検索には、過去の履歴などの影響を受けないシークレットモード(ブラウザ)を使用。

本来届けたかった「Webライター トライアル」を打ち込んでエンター。

すると、信じられない光景が目の前に。

なんと、自分の記事が検索1ページ目の、しかも上から4番目に鎮座していたのです。

その堂々たる姿やいなや。

自分が生み出した記事の健闘ににやにやが止まりませんでした。

おおっ。と、それは声に上げるほどびっくりしました。

原因を調べてみると、サチコのデータは過去の蓄積であるため、実際の検索順位がデータとして反映されるまでにはタイムラグがあるようです。

おそらく、公開直後は検索の奥底に沈んでいたこの記事が、時間をかけてGoogleが再評価。

つい最近になって上位へ浮上してきた結果なのではないか。

そんな結論に至りました。

いずれにせよ、1ページ目の4位という揺るぎない現実がそこにはありました。

なぜ、失敗談が上位を取れたのか?

検索結果の1ページ目の記事を見渡してみて、疑問に思ったことが一つ。

それは、自分の記事のすぐ下に、noteの素晴らしいノウハウ記事が表示されていたこと。

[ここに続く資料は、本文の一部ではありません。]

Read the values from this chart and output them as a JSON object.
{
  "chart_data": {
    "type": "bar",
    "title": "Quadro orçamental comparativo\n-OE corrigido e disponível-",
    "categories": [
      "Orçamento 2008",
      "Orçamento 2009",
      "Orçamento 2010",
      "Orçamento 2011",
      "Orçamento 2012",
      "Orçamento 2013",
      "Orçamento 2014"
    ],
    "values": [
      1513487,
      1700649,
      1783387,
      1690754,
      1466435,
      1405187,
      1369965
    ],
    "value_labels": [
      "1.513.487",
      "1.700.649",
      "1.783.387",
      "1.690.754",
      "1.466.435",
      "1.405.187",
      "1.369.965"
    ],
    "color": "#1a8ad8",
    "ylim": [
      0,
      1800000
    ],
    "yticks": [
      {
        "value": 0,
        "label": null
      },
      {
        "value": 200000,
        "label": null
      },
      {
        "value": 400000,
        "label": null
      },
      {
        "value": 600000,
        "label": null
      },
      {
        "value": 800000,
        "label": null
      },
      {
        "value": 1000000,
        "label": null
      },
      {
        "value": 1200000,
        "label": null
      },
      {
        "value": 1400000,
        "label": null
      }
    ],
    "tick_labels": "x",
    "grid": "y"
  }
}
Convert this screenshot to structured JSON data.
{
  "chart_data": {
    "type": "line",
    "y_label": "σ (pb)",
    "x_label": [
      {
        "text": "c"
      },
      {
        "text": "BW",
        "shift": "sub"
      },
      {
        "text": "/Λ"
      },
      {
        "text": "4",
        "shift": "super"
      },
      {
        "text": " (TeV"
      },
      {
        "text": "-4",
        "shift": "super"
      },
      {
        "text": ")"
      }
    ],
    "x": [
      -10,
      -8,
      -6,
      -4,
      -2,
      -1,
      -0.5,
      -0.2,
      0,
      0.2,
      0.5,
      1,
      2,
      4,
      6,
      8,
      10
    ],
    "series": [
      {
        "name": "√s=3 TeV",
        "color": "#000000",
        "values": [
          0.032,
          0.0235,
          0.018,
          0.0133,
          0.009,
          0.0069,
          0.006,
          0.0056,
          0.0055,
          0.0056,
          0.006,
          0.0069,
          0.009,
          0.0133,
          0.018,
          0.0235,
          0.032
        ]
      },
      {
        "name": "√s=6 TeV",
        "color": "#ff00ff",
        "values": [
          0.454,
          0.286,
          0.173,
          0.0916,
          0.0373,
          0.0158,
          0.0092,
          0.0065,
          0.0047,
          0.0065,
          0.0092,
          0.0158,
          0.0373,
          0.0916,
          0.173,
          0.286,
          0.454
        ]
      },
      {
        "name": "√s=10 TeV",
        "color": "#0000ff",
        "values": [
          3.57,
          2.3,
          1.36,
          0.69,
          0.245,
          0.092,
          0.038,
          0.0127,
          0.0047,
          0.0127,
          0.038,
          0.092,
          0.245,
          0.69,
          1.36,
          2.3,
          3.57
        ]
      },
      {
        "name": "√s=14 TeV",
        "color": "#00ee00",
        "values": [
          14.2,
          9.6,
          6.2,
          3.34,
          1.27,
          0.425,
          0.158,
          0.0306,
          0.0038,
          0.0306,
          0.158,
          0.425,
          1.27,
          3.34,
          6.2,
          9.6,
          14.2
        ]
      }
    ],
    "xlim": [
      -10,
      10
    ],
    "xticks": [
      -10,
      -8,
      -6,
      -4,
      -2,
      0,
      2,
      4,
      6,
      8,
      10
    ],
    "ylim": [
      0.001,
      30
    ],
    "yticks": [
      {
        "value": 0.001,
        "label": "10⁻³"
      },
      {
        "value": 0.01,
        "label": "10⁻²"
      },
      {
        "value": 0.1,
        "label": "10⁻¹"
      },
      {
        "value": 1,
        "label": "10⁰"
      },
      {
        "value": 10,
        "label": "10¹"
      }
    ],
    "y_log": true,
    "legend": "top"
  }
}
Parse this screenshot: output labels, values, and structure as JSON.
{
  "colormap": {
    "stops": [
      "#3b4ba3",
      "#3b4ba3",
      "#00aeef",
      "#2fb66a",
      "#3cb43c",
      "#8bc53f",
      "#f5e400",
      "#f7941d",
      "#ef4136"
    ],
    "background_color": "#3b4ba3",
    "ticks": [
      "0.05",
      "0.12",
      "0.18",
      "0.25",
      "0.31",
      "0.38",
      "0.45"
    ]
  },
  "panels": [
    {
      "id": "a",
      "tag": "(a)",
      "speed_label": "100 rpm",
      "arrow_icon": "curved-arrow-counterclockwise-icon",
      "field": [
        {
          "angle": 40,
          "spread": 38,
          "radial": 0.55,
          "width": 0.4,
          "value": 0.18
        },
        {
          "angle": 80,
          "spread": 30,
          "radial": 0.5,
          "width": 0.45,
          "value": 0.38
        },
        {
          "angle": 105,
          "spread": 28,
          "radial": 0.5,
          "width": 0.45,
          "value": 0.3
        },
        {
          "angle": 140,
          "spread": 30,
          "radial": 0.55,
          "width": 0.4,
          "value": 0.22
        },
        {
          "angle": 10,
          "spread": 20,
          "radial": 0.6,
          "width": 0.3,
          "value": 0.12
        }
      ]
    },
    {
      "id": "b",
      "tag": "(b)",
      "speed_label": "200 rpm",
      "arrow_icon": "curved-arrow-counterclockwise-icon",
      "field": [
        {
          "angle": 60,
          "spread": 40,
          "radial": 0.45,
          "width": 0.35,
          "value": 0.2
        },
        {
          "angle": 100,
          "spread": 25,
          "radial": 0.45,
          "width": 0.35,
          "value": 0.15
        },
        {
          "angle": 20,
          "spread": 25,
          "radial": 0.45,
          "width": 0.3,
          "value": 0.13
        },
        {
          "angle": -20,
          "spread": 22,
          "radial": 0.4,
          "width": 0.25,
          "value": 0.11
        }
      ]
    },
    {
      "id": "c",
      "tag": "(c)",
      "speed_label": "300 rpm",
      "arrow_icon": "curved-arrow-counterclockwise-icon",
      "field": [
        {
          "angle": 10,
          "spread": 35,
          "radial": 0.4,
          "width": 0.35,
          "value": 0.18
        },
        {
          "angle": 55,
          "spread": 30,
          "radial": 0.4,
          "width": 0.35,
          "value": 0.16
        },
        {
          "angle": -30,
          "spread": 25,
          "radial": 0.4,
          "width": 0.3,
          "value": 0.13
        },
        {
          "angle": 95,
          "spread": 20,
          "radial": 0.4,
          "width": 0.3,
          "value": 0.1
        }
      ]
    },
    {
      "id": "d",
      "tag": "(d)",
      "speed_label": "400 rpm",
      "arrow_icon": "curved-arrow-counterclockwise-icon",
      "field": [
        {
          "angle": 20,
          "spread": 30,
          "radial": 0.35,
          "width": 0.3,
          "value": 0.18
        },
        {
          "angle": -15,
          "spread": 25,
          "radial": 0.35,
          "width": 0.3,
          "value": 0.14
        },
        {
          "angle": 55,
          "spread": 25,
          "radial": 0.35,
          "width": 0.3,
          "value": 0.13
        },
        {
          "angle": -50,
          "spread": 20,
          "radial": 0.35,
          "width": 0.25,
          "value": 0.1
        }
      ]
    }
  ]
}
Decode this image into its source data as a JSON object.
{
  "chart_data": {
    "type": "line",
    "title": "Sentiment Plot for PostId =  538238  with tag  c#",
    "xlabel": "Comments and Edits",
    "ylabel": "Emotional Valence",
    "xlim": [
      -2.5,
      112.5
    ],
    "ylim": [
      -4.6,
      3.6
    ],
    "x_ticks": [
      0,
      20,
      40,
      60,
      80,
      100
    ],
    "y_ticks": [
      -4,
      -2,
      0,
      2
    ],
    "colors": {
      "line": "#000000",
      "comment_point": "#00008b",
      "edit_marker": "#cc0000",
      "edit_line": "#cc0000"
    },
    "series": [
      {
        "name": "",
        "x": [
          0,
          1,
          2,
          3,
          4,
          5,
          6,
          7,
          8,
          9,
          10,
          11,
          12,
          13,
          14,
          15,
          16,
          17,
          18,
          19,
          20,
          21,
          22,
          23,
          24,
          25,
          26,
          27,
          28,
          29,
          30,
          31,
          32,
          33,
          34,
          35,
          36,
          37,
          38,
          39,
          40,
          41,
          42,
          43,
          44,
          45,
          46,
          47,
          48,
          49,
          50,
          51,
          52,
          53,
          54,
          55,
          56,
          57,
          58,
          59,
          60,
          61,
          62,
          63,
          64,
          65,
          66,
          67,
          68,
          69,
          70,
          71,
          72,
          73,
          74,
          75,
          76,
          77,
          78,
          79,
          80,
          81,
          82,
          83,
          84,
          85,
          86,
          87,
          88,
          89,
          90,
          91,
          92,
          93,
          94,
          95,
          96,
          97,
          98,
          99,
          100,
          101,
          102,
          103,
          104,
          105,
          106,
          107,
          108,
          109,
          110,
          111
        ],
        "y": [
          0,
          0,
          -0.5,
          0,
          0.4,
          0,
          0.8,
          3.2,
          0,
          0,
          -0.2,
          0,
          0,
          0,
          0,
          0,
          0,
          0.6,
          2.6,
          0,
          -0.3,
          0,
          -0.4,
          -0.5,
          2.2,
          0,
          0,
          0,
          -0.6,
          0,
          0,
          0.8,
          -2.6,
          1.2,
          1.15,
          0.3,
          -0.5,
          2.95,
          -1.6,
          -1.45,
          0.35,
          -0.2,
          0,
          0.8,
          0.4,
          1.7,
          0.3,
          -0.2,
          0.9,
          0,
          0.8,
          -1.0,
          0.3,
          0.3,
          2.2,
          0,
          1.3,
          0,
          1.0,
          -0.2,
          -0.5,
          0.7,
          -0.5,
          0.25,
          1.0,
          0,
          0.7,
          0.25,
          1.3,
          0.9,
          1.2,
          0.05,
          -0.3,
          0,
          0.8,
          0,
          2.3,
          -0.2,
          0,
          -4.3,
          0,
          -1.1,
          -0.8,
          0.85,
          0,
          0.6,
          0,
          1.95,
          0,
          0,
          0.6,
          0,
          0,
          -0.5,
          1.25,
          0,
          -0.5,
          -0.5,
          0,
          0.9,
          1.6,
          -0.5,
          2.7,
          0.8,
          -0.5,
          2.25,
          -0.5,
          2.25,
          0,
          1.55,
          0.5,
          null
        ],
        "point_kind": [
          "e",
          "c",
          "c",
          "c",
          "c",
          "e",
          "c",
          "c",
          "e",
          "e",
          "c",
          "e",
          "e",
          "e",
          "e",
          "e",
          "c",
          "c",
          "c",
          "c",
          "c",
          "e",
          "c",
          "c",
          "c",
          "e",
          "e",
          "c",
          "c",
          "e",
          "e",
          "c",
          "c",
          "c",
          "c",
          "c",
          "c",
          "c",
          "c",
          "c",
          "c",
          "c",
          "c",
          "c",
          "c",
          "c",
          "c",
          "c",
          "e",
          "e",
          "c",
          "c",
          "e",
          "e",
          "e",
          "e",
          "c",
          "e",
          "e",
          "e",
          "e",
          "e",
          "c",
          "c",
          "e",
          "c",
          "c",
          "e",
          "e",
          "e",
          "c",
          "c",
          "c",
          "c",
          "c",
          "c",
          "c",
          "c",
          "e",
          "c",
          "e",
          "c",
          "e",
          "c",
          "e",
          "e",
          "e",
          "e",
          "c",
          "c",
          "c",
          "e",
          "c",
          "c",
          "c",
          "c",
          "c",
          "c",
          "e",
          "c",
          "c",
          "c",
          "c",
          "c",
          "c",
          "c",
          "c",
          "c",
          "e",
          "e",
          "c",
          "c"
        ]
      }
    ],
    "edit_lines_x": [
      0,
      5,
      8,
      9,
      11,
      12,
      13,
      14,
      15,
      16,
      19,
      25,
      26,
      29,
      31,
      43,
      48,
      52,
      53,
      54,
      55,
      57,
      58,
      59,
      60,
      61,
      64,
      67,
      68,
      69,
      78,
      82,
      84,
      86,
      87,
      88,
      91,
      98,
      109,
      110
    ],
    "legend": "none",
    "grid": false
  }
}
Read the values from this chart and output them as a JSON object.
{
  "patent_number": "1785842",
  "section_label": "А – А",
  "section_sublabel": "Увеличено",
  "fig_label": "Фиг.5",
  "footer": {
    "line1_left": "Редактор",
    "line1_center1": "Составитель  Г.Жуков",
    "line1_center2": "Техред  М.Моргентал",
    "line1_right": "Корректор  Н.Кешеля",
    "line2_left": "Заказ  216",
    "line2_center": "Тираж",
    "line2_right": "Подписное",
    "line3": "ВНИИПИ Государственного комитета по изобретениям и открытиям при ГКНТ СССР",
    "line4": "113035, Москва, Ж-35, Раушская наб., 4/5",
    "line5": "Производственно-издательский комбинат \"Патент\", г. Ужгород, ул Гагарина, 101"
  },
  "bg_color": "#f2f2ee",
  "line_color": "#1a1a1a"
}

記事を確認すると、フォロワーも多く、たくさんの高評価が付いていました。

なぜ、無名の自分の記事が、人気noteよりも上に表示されたのか。

Googleが何を評価しているのか。

分析を進める中で、2つの仮説に行き着きました。

① AI時代に渇望される泥臭さ

ネット上には、AIで量産されたテンプレ記事が溢れかえっています。

そんな中で、Googleのアルゴリズムは「Experience(経験)」を優遇し始めているようです。

手が震えた。

記者の裏取りの習性が仇になった。

そんな自分の生々しい失敗談が、独自コンテンツの一次情報として評価されたのかもしれません。

② 「元新聞記者の挑戦」というブログ全体のテーマ性

noteの記事は、有益で素晴らしいノウハウが盛り込まれ、自分も参考にさせてもらいました。

記事単体で見ると、ノウハウと失敗談という違い。

では、媒体全体で見ると、どうか。

自分のブログのテーマの一つが、元新聞記者が未経験からフリーランスに挑む記録。

日々の葛藤や失敗を継続的に発信してきました。

検索エンジンは、記事単体だけでなく、メディア全体の内容を評価するという情報を目にしたことがあります。

一貫したテーマ性を評価してくれて順位が上がった?

まさにそのノウハウが体現されたかのように感じました。

終わりに

一つの記事をここまで詳細に分析したのは初めてでした。

表示順位はうれしかったですが、実際に読まれていないことも事実。

数字に一喜一憂し、改善していくのがライターの努めであり、やりがいです。

今回その手法を体感したのはとても良い経験になりました。

ただ、もう一つ再認識したことがあります。

それは、自分が書きたい、伝えたいと思ったことの大切さです。

もちろん、数字の成績が良く、多くの人に読んでもらえるに越したことはありません。

しかし、数字にこわだりすぎて、自分の軸を曲げるのは嫌だなとも思いました。

汗をかき、時に冷や汗を流した体験談を書き残す。

これはこれからも書き続けていきたい。

今度はそれを如何にして読んでもらえるのか。

ビッグキーワードには現状太刀打ちはできません。

現実的なのはロングテールキーワード。

その戦場でどう戦うか。

それが今後のブログ記事のカギになってくると思っています。